La Ville amende son projet de règlement sur les animaux


Publié le 6 mars 2017

Lors du dévoilement du projet de règlement concernant les animaux, le 8 février dernier:le maire Marc Demers, l'élue responsable de la gestion animalière, Sandra Desmeules, et le président de l’Ordre des médecins vétérinaires du Québec, Dr Joël Bergeron, en présence de Doggie, un chien dûment enregistré, stérilisé, micropucé et vacciné.

©Photo TC Media – Archives

MUNICIPAL. Quatre semaines après avoir rendu public son projet de règlement sur les animaux dont l'adoption est prévue le 14 mars, l'administration Demers en présente une nouvelle mouture.

«Des citoyens et des conseillers municipaux nous ont proposé des améliorations dont nous avons tenu compte», déclare l'élue responsable de la gestion animalière, Sandra Desmeules, dans un communiqué publié par le cabinet du maire, le 6 mars.

On se rappellera que les nouvelles mesures avaient énormément fait réagir sur les réseaux sociaux.

Modifications

En clair, seuls les articles du règlement visant la tarification, le micropuçage et la vaccination ont été vus et corrigés.

«Toutes les autres dispositions du projet de règlement [qui tient sur 26 pages] demeurent inchangées pour le plus grand bien-être des animaux et la sécurité des citoyens», rappelle-t-on.

Permis pour les chats

Si la Ville réaffirme son intention d'imposer un permis pour les chats à compter du 1er avril, elle annonce la gratuité de la licence en 2017 et gradue la tarification à 7 $ pour 2018 pour atteindre la pleine mesure des 15 $ annoncés en 2019.

La tarification permet de partager équitablement entre les citoyens et les propriétaires d’animaux les coûts liés à l’hébergement des animaux perdus, leurs soins, la recherche de leur propriétaire et, dans bien des cas, l'euthanasie, mentionne Mme Desmeules.

On estime ces coûts à près d’un million de dollars par année.

La Ville fait également valoir que le coût moyen dans les 17 villes canadiennes de taille comparable qui exigent une licence pour les chats est de 23 $.

Cela dit, le permis pour chat sera gratuit aux Lavallois de 65 ans et plus comme c'est le cas pour leurs chiens.

Vaccination non obligatoire

Par ailleurs, la Ville se ravise quant à la mesure qui rendait obligatoire la vaccination contre la rage des animaux de compagnie.
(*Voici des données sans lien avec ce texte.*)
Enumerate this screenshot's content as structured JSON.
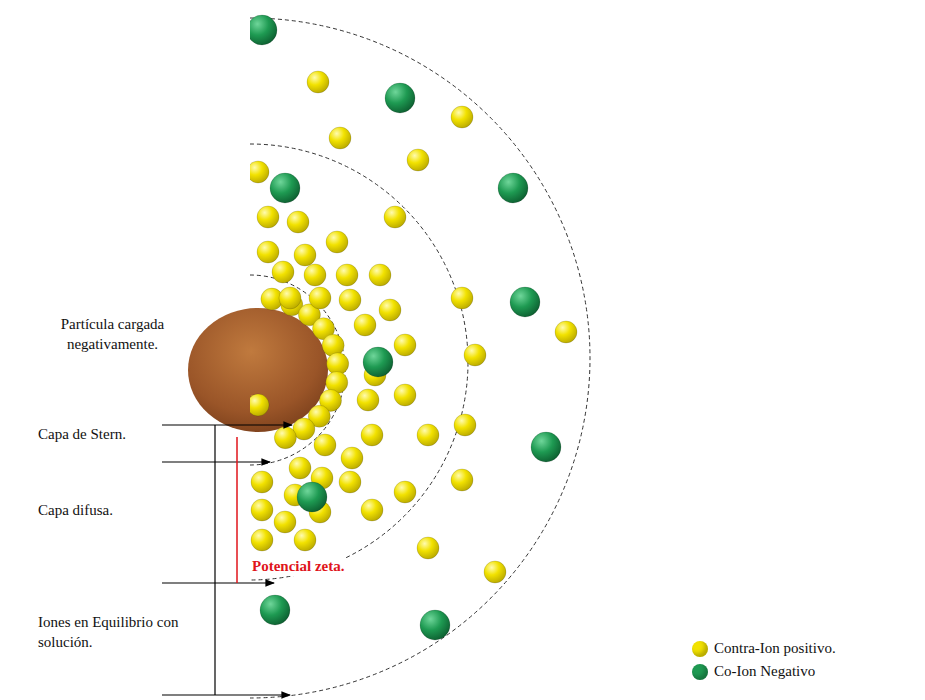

Cette disposition qui devait entrer en vigueur le 1er janvier 2018 tombe.

«La responsabilité revient aux propriétaires», concède Mme Desmeules, qui précise que la Ville investira dans une campagne de sensibilisation favorisant la vaccination.

Micropuçage

Également, une modification au projet de règlement rendra obligatoire le micropuçage dans deux ans, soit le 1er janvier 2019 plutôt qu'au 1er janvier 2018 tel que prévu initialement.

Ce délai permettra de synchroniser l'application de cette mesure avec la mise en service du centre animalier, fait-on valoir.

Improvisation

Pour le chef de l'opposition, Jean-Claude Gobé, ces modifications proposées illustrent «l'improvisation» derrière ce projet de règlement et «l'amateurisme» de l'administration Demers.
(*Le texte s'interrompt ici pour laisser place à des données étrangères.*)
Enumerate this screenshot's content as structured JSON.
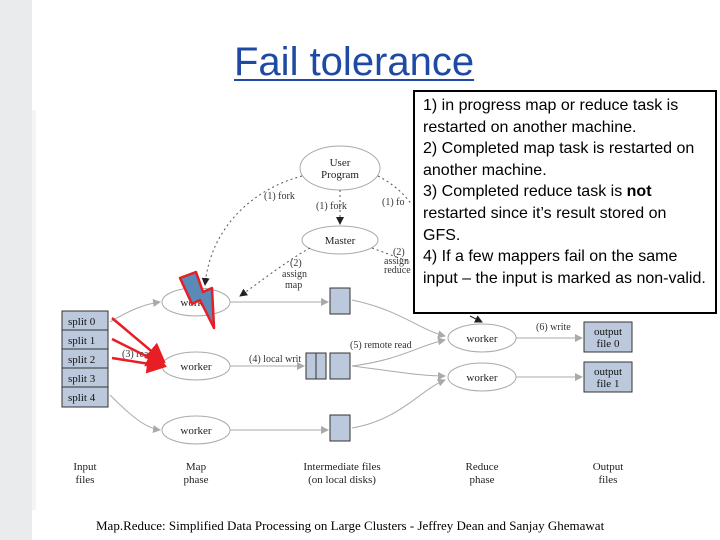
{
  "slide": {
    "title": "Fail tolerance",
    "footer": "Map.Reduce: Simplified Data Processing on Large Clusters - Jeffrey Dean and Sanjay Ghemawat"
  },
  "callout": {
    "line1": "1) in progress map or reduce task is restarted on another machine.",
    "line2": "2) Completed map task is restarted on another machine.",
    "line3_pre": "3) Completed reduce task is ",
    "line3_bold": "not",
    "line3_post": " restarted since it’s result stored on GFS.",
    "line4": "4) If a few mappers fail on the same input – the input is marked as non-valid."
  },
  "diagram": {
    "user_program": [
      "User",
      "Program"
    ],
    "master": "Master",
    "fork_left": "(1) fork",
    "fork_mid": "(1) fork",
    "fork_right": "(1) fo",
    "assign_map": [
      "(2)",
      "assign",
      "map"
    ],
    "assign_reduce": [
      "(2)",
      "assign",
      "reduce"
    ],
    "worker": "worker",
    "splits": [
      "split 0",
      "split 1",
      "split 2",
      "split 3",
      "split 4"
    ],
    "read": "(3) rea",
    "local_write": "(4) local writ",
    "remote_read": "(5) remote read",
    "write": "(6) write",
    "output0": [
      "output",
      "file 0"
    ],
    "output1": [
      "output",
      "file 1"
    ],
    "phases": {
      "input": [
        "Input",
        "files"
      ],
      "map": [
        "Map",
        "phase"
      ],
      "intermediate": [
        "Intermediate files",
        "(on local disks)"
      ],
      "reduce": [
        "Reduce",
        "phase"
      ],
      "output": [
        "Output",
        "files"
      ]
    },
    "colors": {
      "box_fill": "#bcc9dc",
      "arrow_red": "#e81e25",
      "bolt_fill": "#5a8ab7",
      "bolt_outline": "#e81e25"
    }
  }
}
«Ce projet devrait être totalement annulé et revu», dit celui qui s'engage à abolir ce règlement dans les 100 premiers jours qui suivraient son élection.

Du côté du chef de Parti Laval, Michel Trottier proposera une série d'amendements au prochain conseil municipal, dont la gratuité des licences pour chats.

«S'il y avait eu un processus consultatif dès le début, l'administration Demers aurait pu éviter ces revirements improvisés, plaide-t-il. Qu'un parti politique propose des amendements à son propre règlement avant même qu'il n'ait été discuté en conseil, c'est assez farfelu. Cela démontre le degré de désorganisation présente au sein du parti du maire.»